Bize Amr en-Nakıd, ona Ebu Ahmed ez-Zübeyrî, ona Süfyan, ona Amr b. Yahya, ona babası (Yahya b. Umâra), ona da Ebu Said el-Hudrî; bir Yahudi yüzüne tokat vurulmuş olarak Peygamber'e (sav) geldi dedi ve hadisi Zührî'nin hadisi ile aynı manada rivayet etmiştir. Ancak ravi farklı olarak; "bilemiyorum artık, acaba Musa benden önce mi ayıldı, yoksa Tûr'daki ilk bayılması ile mi yetinildi" ifadesini kullanmıştır.

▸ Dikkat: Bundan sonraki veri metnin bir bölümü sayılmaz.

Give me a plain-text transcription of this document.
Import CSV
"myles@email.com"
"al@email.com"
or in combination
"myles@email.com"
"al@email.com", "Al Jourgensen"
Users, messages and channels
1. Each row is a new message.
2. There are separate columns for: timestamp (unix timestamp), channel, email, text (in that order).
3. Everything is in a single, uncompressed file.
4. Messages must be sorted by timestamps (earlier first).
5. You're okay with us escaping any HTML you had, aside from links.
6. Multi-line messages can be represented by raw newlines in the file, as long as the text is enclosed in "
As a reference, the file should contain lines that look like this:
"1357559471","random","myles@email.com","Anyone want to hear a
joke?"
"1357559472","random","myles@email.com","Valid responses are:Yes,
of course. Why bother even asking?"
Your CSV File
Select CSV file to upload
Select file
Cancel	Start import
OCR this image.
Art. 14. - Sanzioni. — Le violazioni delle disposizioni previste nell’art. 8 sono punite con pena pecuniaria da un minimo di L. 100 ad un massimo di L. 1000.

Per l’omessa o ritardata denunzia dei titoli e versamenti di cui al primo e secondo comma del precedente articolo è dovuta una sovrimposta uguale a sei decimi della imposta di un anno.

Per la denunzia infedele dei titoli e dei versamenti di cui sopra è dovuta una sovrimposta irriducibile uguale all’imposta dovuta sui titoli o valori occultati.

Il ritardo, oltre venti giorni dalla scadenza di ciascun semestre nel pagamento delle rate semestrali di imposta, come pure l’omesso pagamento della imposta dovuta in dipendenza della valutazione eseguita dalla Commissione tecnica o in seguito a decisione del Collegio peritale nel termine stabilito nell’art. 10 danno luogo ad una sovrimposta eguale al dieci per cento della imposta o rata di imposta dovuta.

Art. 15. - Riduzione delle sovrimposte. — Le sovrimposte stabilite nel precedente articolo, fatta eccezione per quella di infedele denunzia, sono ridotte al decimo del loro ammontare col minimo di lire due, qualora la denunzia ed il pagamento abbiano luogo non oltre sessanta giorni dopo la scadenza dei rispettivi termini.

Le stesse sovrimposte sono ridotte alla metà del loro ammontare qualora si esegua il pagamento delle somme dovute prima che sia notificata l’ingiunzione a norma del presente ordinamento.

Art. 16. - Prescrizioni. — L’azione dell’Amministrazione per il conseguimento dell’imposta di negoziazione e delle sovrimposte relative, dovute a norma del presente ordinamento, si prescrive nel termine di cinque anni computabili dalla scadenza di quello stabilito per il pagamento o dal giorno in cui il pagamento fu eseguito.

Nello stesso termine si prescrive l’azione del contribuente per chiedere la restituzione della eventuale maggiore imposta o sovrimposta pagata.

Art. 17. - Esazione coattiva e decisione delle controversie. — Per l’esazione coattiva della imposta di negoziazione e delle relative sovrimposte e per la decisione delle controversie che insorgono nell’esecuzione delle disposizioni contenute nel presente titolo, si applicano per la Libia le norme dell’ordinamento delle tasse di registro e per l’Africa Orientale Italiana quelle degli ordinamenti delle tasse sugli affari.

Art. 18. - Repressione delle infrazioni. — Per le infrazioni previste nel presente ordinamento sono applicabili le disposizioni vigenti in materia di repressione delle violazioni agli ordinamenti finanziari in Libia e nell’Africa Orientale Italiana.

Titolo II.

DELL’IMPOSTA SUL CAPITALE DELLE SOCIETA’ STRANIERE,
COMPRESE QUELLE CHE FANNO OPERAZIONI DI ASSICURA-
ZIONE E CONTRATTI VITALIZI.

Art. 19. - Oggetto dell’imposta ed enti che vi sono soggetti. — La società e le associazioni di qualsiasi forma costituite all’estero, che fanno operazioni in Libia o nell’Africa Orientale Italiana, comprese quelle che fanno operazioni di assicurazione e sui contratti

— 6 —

Bize Kabîsa, ona Süfyân, ona A'meş, ona Ebu Vâil, ona da Abdullah şöyle demiştir: Peygamber (sav) Huneyn ganimetlerini taksim ettiği zaman Ensâr'dan biri “Peygamber (sav) bu taksimde Allah'ın rızasını gözetmemiştir” dedi. Ben de bu sözü işitince gidip Peygamber'e (sav) haber verdim. Peygamber'in yüzü değişti. Sonra "Allah'ın rahmeti Mûsâ üzerine olsun. Mûsâ bundan daha fazla eziyet görmüştü de yine sabretmişti" buyurdu
Bize Kuteybe b. Saîd, ona Cerîr, ona Mansur, ona Ebu Vâil, ona da Abdullah (ra) şöyle demiştir: Huneyn günü, Hz. Peygamber (sav) bir takım kimselere (daha fazla ganimet vermeyi) önceledi. Akra'ya yüz deve, Uyeyne'ye ve diğer insanlara da benzer şekilde ganimet verdi. Orada bulunanlardan birisi “bu taksimatta Allah'ın rızası gözetilmemiştir” dedi. Ben de “bu sözleri Hz. Peygamber'e (sav) haber vereceğim” dedim. (ve gelip Hz. Peygamber'e haber verdim). Bunun üzerine Peygamber (sav) "Allah, Musa'ya rahmet etsin, bundan çok daha fazla sözle ona eziyet edildi, o yine de sabretti" buyurdu.